The Grand Forks Historic Preservation Commission is submitting a nomination to add six Grand Forks public schools to the National Register of Historic Places.
The schools - five elementary and one middle - are being entered under a single nomination in recognition of their mid-century modern architectural style, according to Jeff Wencl, preservation coordinator with the Grand Forks Historic Preservation Commission.
The six schools to be nominated are West Elementary, Lewis and Clark Elementary, Viking Elementary, Wilder Elementary, Ben Franklin Elementary and Valley Middle School.
Mid-century modern architecture, often characterized by minimalist designs, differs significantly from ornate Victorian style buildings of the past, Wencl said.
"Mid-century modern style is easy to overlook because it was built for utilitarian purposes," Wencl said. "It was not meant to be flashy."
The schools will be the first mid-century modern buildings in Grand Forks to be submitted to the registry, Wencl said. The submission also is the first to encompass multiple buildings.
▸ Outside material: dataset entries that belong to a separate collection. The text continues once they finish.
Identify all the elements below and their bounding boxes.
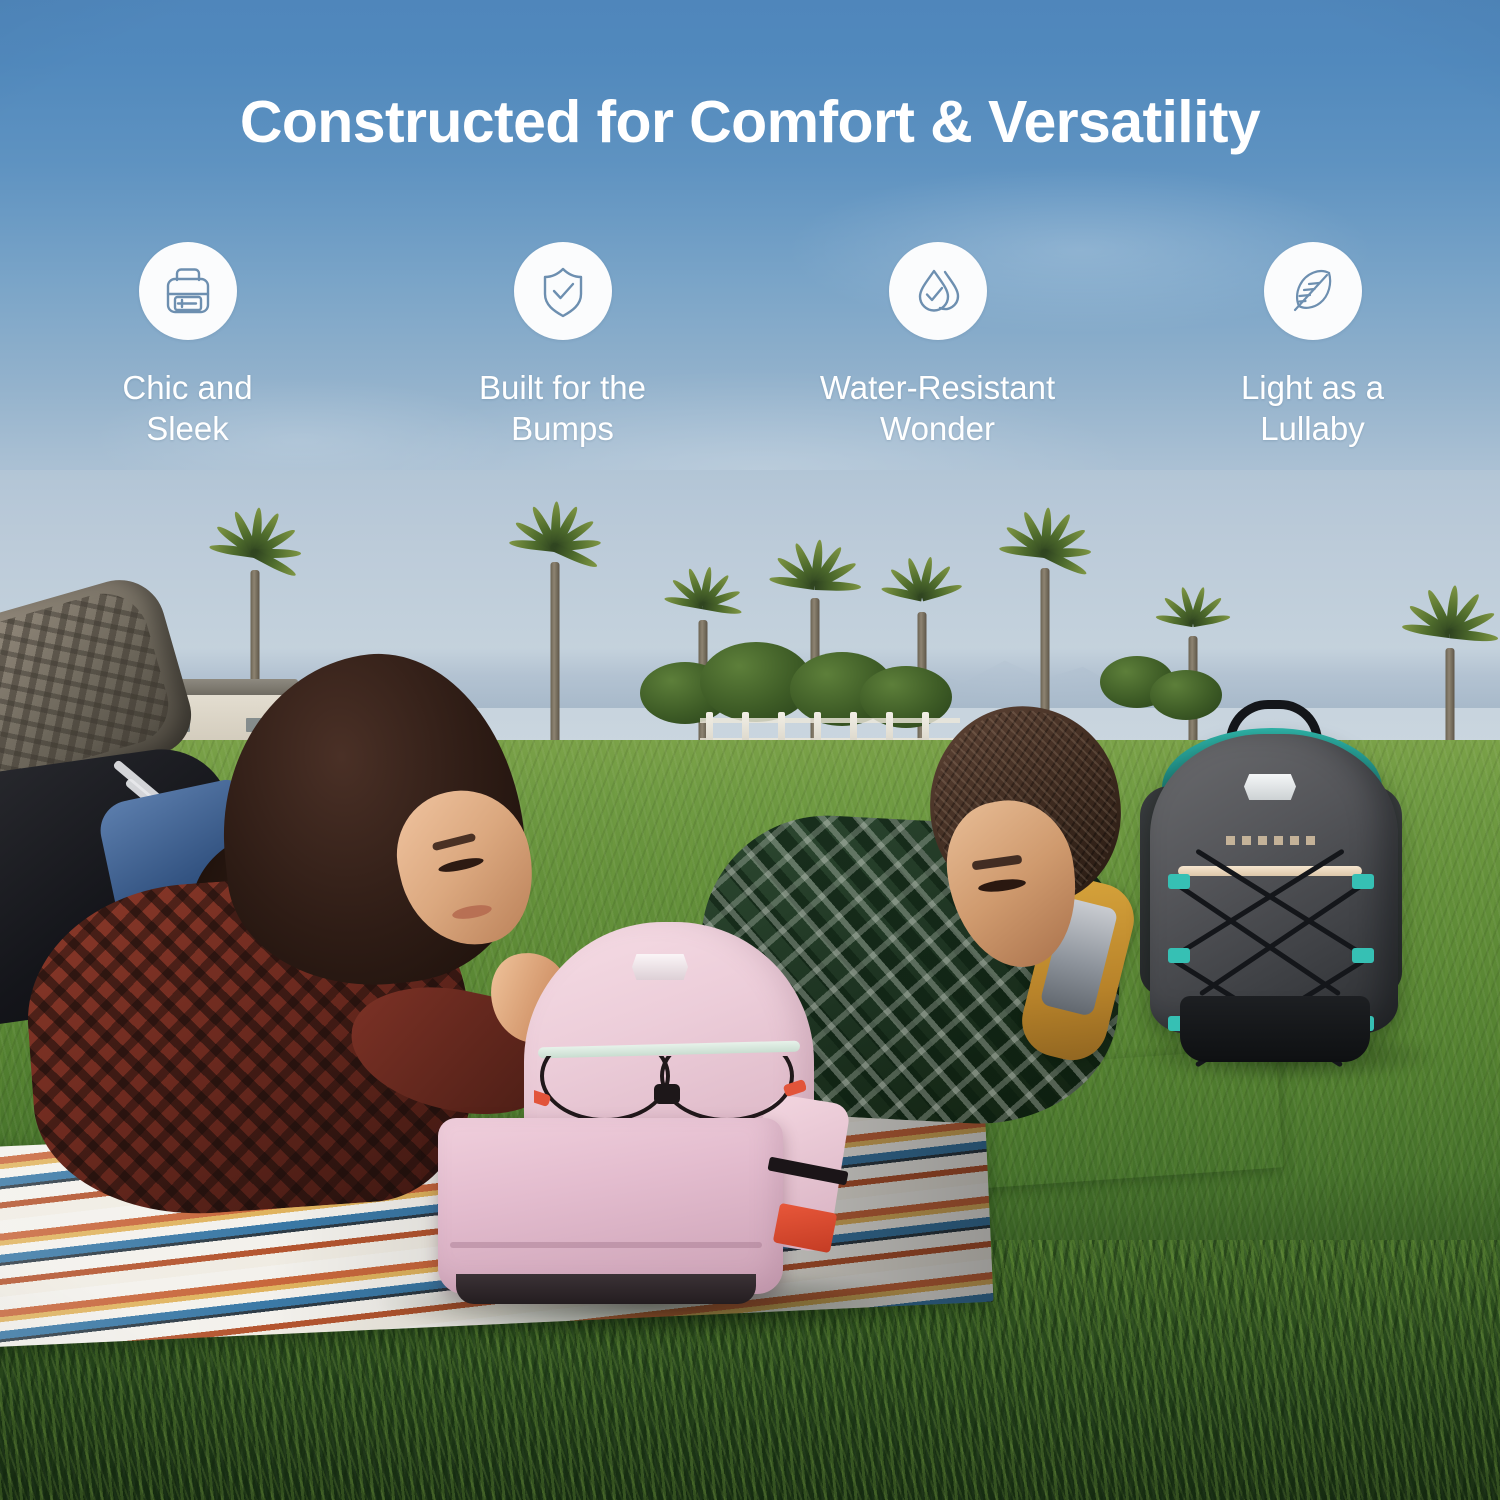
backpack-bottom-panel (456, 1274, 756, 1304)
brand-logo-patch (1244, 774, 1296, 800)
marketing-banner: Constructed for Comfort & Versatility (0, 0, 1500, 1500)
cord-anchor-tab (1352, 874, 1374, 889)
feature-list: Chic and Sleek Built for the Bumps (0, 242, 1500, 450)
feature-icon-badge (1264, 242, 1362, 340)
feature-icon-badge (514, 242, 612, 340)
feature-label: Water-Resistant Wonder (820, 367, 1055, 450)
feature-item-chic-and-sleek[interactable]: Chic and Sleek (0, 242, 375, 450)
feature-item-light-as-a-lullaby[interactable]: Light as a Lullaby (1125, 242, 1500, 450)
cord-anchor-tab (1168, 948, 1190, 963)
feather-icon (1286, 264, 1340, 318)
backpack-bottom-panel (1180, 996, 1370, 1062)
backpack-front-pocket (438, 1118, 783, 1294)
palm-tree (495, 512, 615, 772)
cord-anchor-tab (1352, 948, 1374, 963)
feature-label: Light as a Lullaby (1241, 367, 1384, 450)
pink-backpack (438, 922, 838, 1302)
backpack-cream-strip (1178, 866, 1362, 876)
backpack-icon (161, 264, 215, 318)
feature-label-line1: Water-Resistant (820, 369, 1055, 406)
feature-label-line1: Light as a (1241, 369, 1384, 406)
page-title: Constructed for Comfort & Versatility (0, 92, 1500, 154)
feature-label-line2: Wonder (880, 410, 995, 447)
shield-check-icon (536, 264, 590, 318)
feature-label: Chic and Sleek (122, 367, 252, 450)
cord-anchor-tab (1168, 874, 1190, 889)
feature-label-line1: Chic and (122, 369, 252, 406)
water-droplet-check-icon (911, 264, 965, 318)
feature-label-line2: Lullaby (1260, 410, 1365, 447)
cord-toggle (654, 1084, 680, 1104)
feature-item-built-for-the-bumps[interactable]: Built for the Bumps (375, 242, 750, 450)
feature-icon-badge (889, 242, 987, 340)
feature-icon-badge (139, 242, 237, 340)
brand-wordmark (1226, 836, 1318, 845)
brand-logo-patch (632, 954, 688, 980)
feature-label-line2: Bumps (511, 410, 614, 447)
gray-backpack (1140, 700, 1410, 1070)
feature-label-line1: Built for the (479, 369, 646, 406)
feature-item-water-resistant-wonder[interactable]: Water-Resistant Wonder (750, 242, 1125, 450)
feature-label-line2: Sleek (146, 410, 229, 447)
fence-rail (700, 718, 960, 723)
backpack-front-seam (450, 1242, 762, 1248)
feature-label: Built for the Bumps (479, 367, 646, 450)
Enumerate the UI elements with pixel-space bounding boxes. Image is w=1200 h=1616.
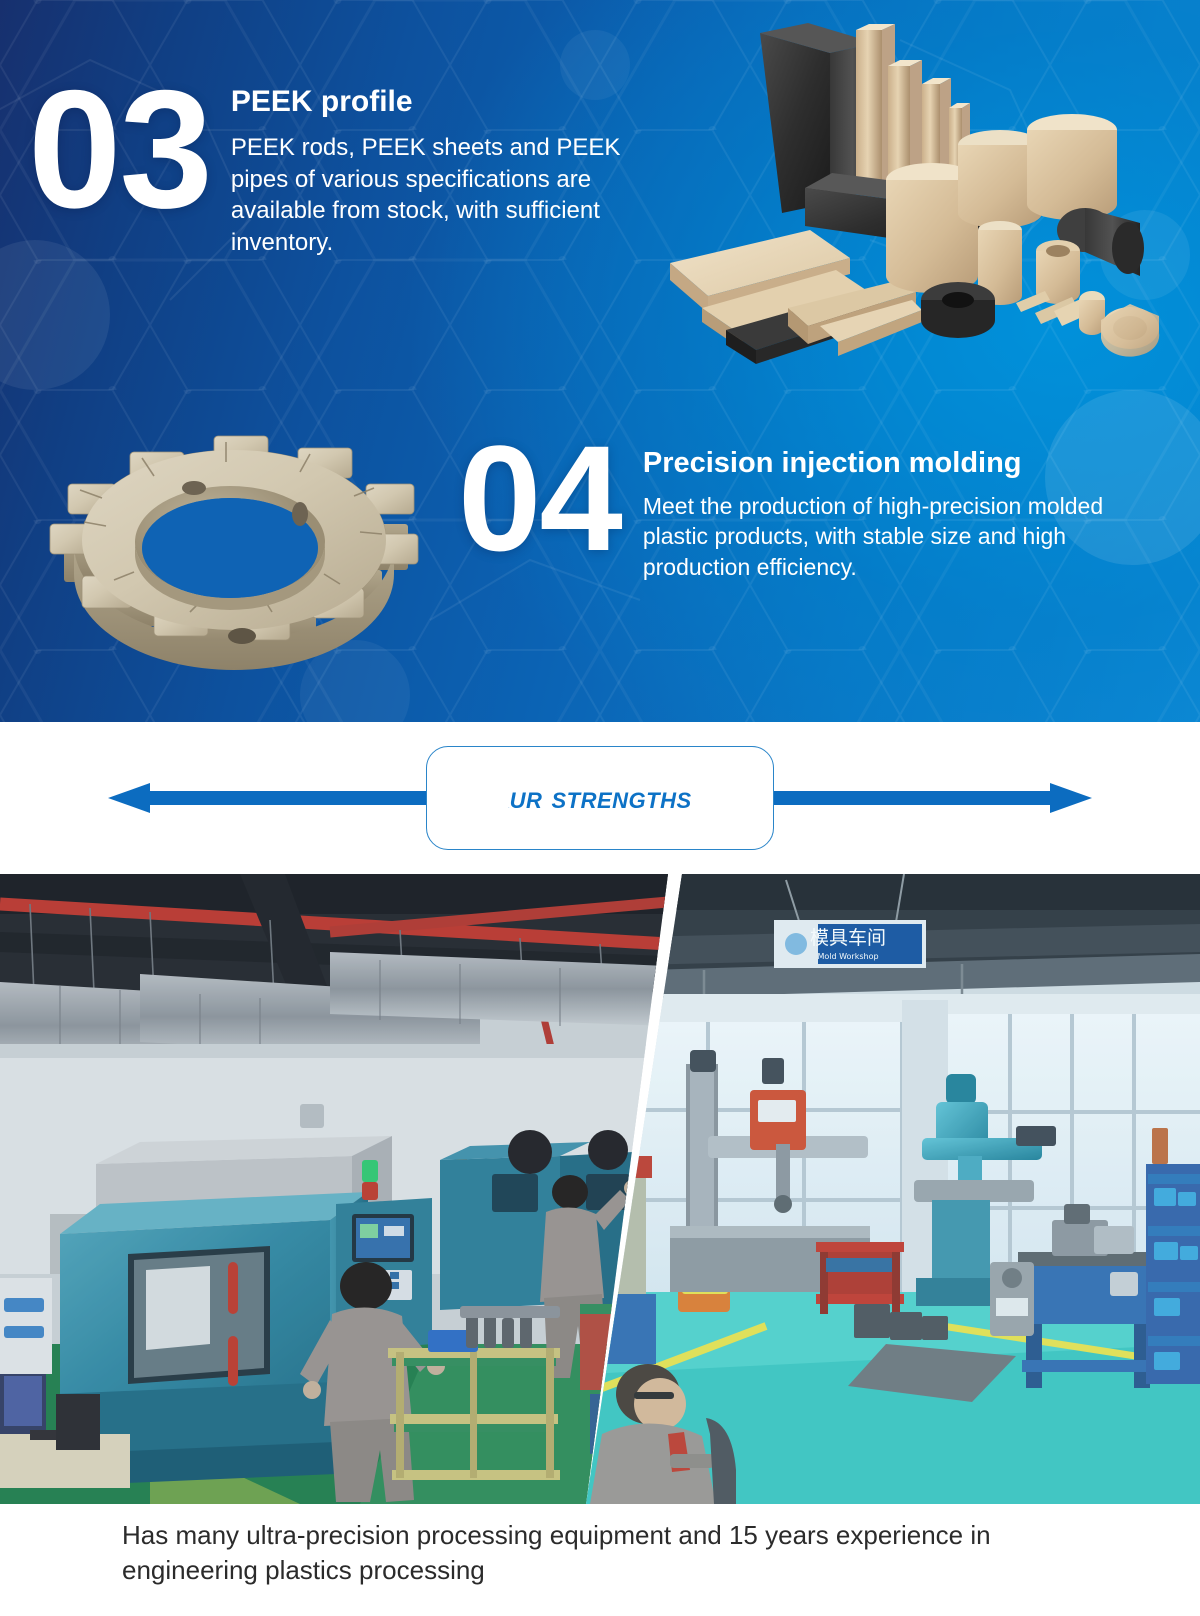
feature-block-03: 03 PEEK profile PEEK rods, PEEK sheets a… [28,76,661,259]
workshop-photo-pair: 模具车间 Mold Workshop [0,874,1200,1504]
hero-section: 03 PEEK profile PEEK rods, PEEK sheets a… [0,0,1200,722]
feature-number-04: 04 [458,432,621,564]
our-strengths-label: Our strengths [508,780,691,816]
feature-title-04: Precision injection molding [643,446,1163,481]
cnc-machining-workshop-photo [0,874,668,1504]
feature-body-04: Meet the production of high-precision mo… [643,491,1163,582]
feature-number-03: 03 [28,76,211,224]
feature-title-03: PEEK profile [231,84,661,120]
peek-profiles-photo [660,8,1200,368]
mold-workshop-photo: 模具车间 Mold Workshop [586,874,1200,1504]
bottom-caption: Has many ultra-precision processing equi… [0,1504,1200,1589]
feature-block-04: 04 Precision injection molding Meet the … [458,432,1163,582]
our-strengths-label-box: Our strengths [426,746,774,850]
our-strengths-banner: Our strengths [0,722,1200,874]
peek-gear-ring-photo [34,400,434,680]
feature-body-03: PEEK rods, PEEK sheets and PEEK pipes of… [231,132,661,259]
To appear on the National Register of Historic Places, a building needs to be at least 50 years old. The six schools to be nominated were built between 1949 and 1965, according to Wencl.
The preservation commission has contracted with Grand Forks resident Susan Caraher to draft and submit the proposal.
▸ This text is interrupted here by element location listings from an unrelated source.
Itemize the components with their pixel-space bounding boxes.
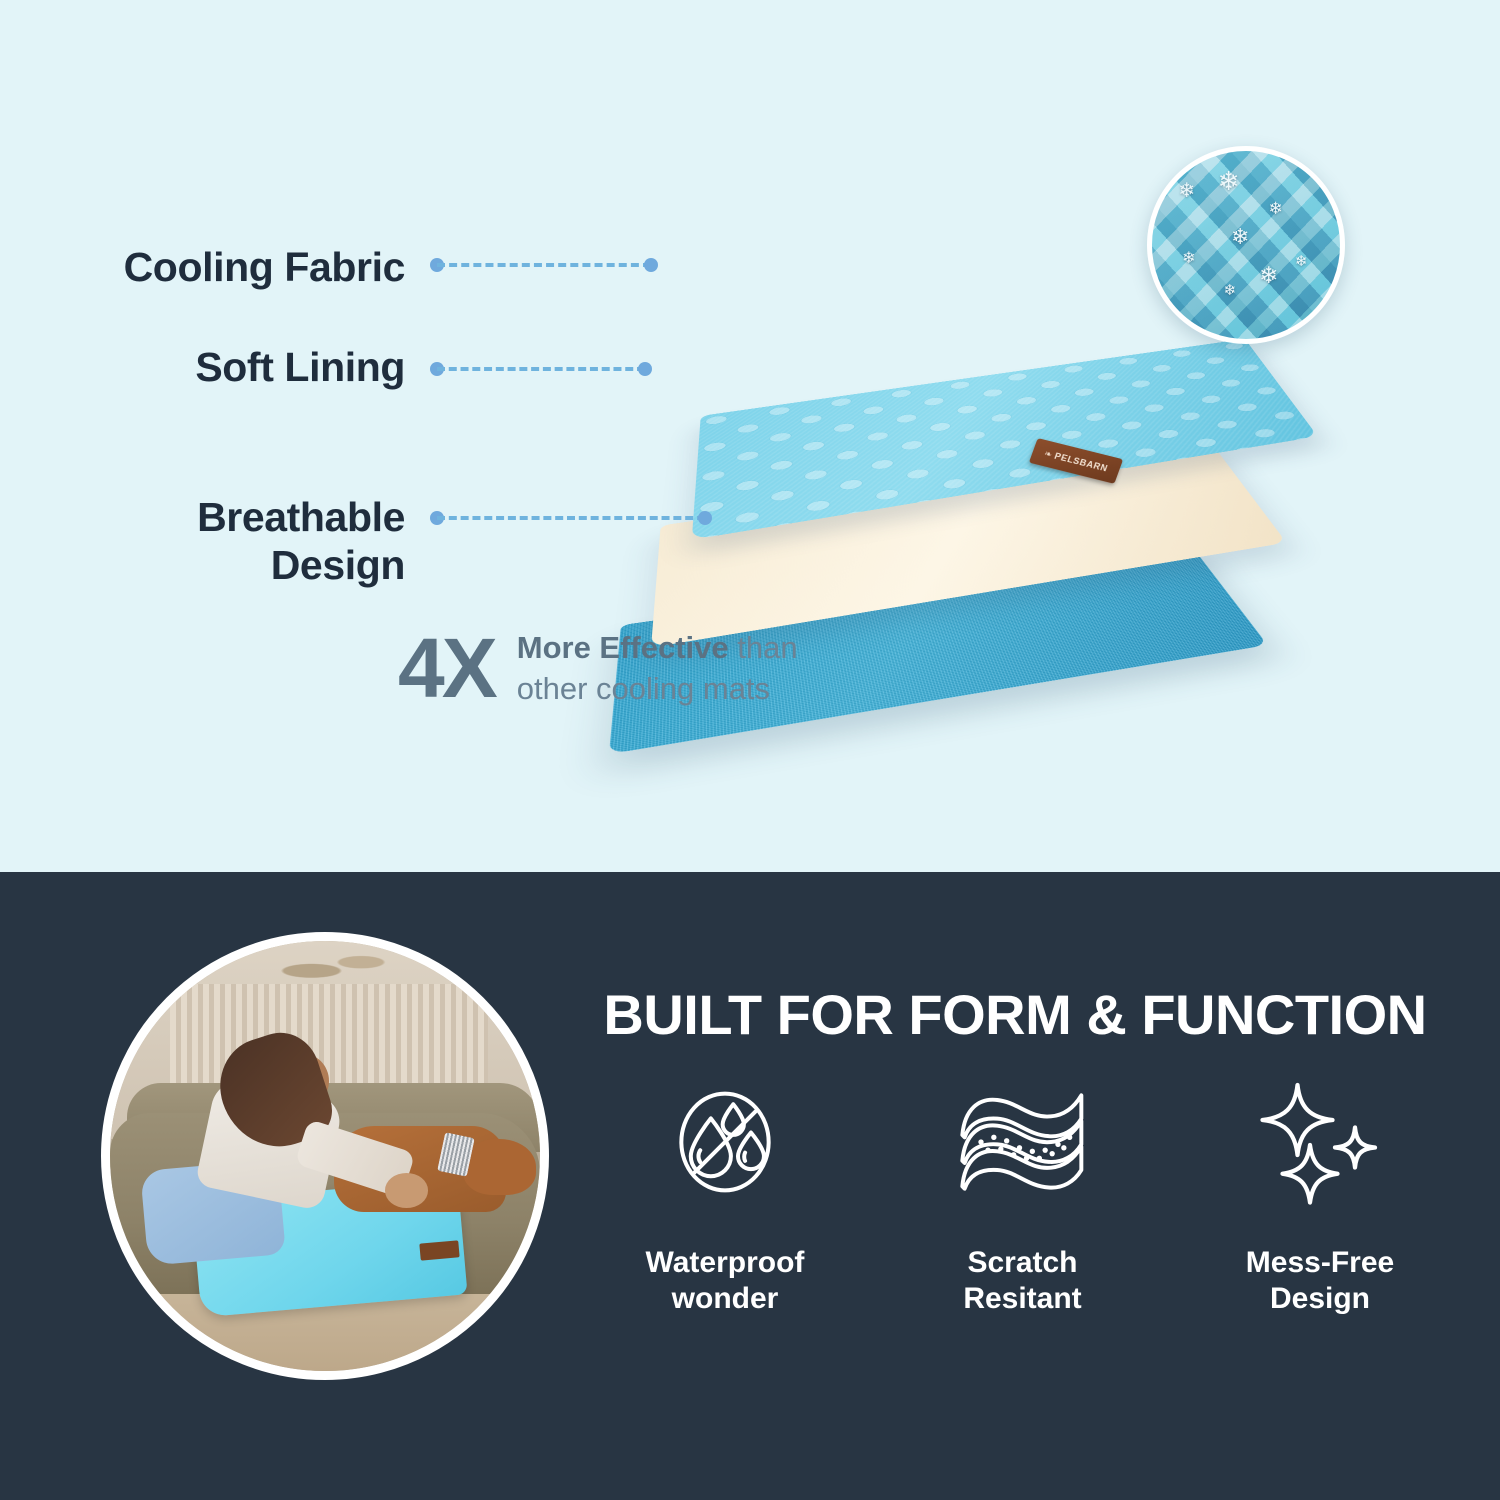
brand-tag-label: PELSBARN [1053, 451, 1109, 474]
stat-multiplier: 4X [398, 631, 495, 707]
connector-dot-right [698, 511, 712, 525]
feature-waterproof: Waterproof wonder [600, 1077, 850, 1317]
scratch-resistant-icon [953, 1077, 1093, 1207]
snowflake-icon: ❄ [1178, 181, 1195, 201]
connector-dashed-line [437, 516, 705, 520]
layer-label-cooling-fabric: Cooling Fabric [55, 243, 405, 291]
connector-soft-lining [430, 362, 652, 376]
photo-mat-brand-tag [419, 1240, 459, 1260]
waterproof-icon [666, 1077, 784, 1207]
connector-dashed-line [437, 263, 651, 267]
lifestyle-photo [101, 932, 549, 1380]
fabric-weave-magnifier: ❄ ❄ ❄ ❄ ❄ ❄ ❄ ❄ [1147, 146, 1345, 344]
photo-wall-art [265, 945, 420, 988]
snowflake-icon: ❄ [1223, 283, 1236, 298]
sparkle-icon [1255, 1077, 1385, 1207]
stat-description: More Effective than other cooling mats [517, 628, 847, 710]
photo-dog-head [463, 1139, 536, 1195]
connector-dot-right [644, 258, 658, 272]
snowflake-icon: ❄ [1231, 226, 1249, 248]
snowflake-icon: ❄ [1218, 168, 1240, 194]
layers-section: ❧ PELSBARN ❄ ❄ ❄ ❄ ❄ ❄ ❄ ❄ Cooling Fabri… [0, 0, 1500, 872]
feature-list: Waterproof wonder [600, 1077, 1445, 1317]
feature-mess-free: Mess-Free Design [1195, 1077, 1445, 1317]
layer-label-soft-lining: Soft Lining [55, 343, 405, 391]
features-headline: BUILT FOR FORM & FUNCTION [585, 982, 1445, 1047]
snowflake-icon: ❄ [1259, 264, 1278, 287]
feature-label: Scratch Resitant [963, 1245, 1081, 1317]
photo-woman-hand [385, 1173, 428, 1207]
feature-label: Mess-Free Design [1246, 1245, 1394, 1317]
connector-breathable-design [430, 511, 712, 525]
effectiveness-stat: 4X More Effective than other cooling mat… [398, 628, 847, 710]
snowflake-icon: ❄ [1269, 200, 1283, 217]
feature-label: Waterproof wonder [646, 1245, 805, 1317]
product-infographic: ❧ PELSBARN ❄ ❄ ❄ ❄ ❄ ❄ ❄ ❄ Cooling Fabri… [0, 0, 1500, 1500]
feature-scratch-resistant: Scratch Resitant [898, 1077, 1148, 1317]
connector-dashed-line [437, 367, 645, 371]
layer-label-breathable-design: Breathable Design [55, 493, 405, 590]
brand-logo-icon: ❧ [1043, 449, 1053, 459]
connector-cooling-fabric [430, 258, 658, 272]
stat-bold-text: More Effective [517, 630, 729, 665]
snowflake-icon: ❄ [1182, 251, 1195, 267]
connector-dot-right [638, 362, 652, 376]
features-section: BUILT FOR FORM & FUNCTION Waterproof won… [0, 872, 1500, 1500]
snowflake-icon: ❄ [1295, 254, 1308, 269]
The schools tell the story of Grand Forks' booming population after World War II, Caraher said.
In 1955, there were just over 10,000 students in the Grand Forks School District. Ten years later, the number approached 16,000, according to Wencl.
The single-story schools also "speak to the change in education values and educational practices" at the time, she said.
"These new schools had to accommodate different facilities," Caraher said. "They now had nutrition, dieticians, cafeterias, health services and gymnasiums - things that really started to inform a different kind of educational principal that was evolving at the same time. It's really a dynamic period nationally, and Grand Forks reflects that very, very clearly."
The schools were designed to "be part of the neighborhood fabric" and grow as more people moved in, Caraher said.
"They really became a second home for a lot of the kids that went there," she added.
Caraher aims to complete the submission by September. Before sending it to the national register, she'll first send a draft to the State Historical Society of North Dakota in Bismarck for reviews and revisions.
Caraher also said she plans to present the submission to the local historic preservation board in July.
Whether the schools will be added to the national register ultimately rests with the federal government, Wencl said. But the local historic preservation commission is "pretty confident they'll make the cut," he said.
"We're very riguous about our preparation, and we're very thorough," Wencl said.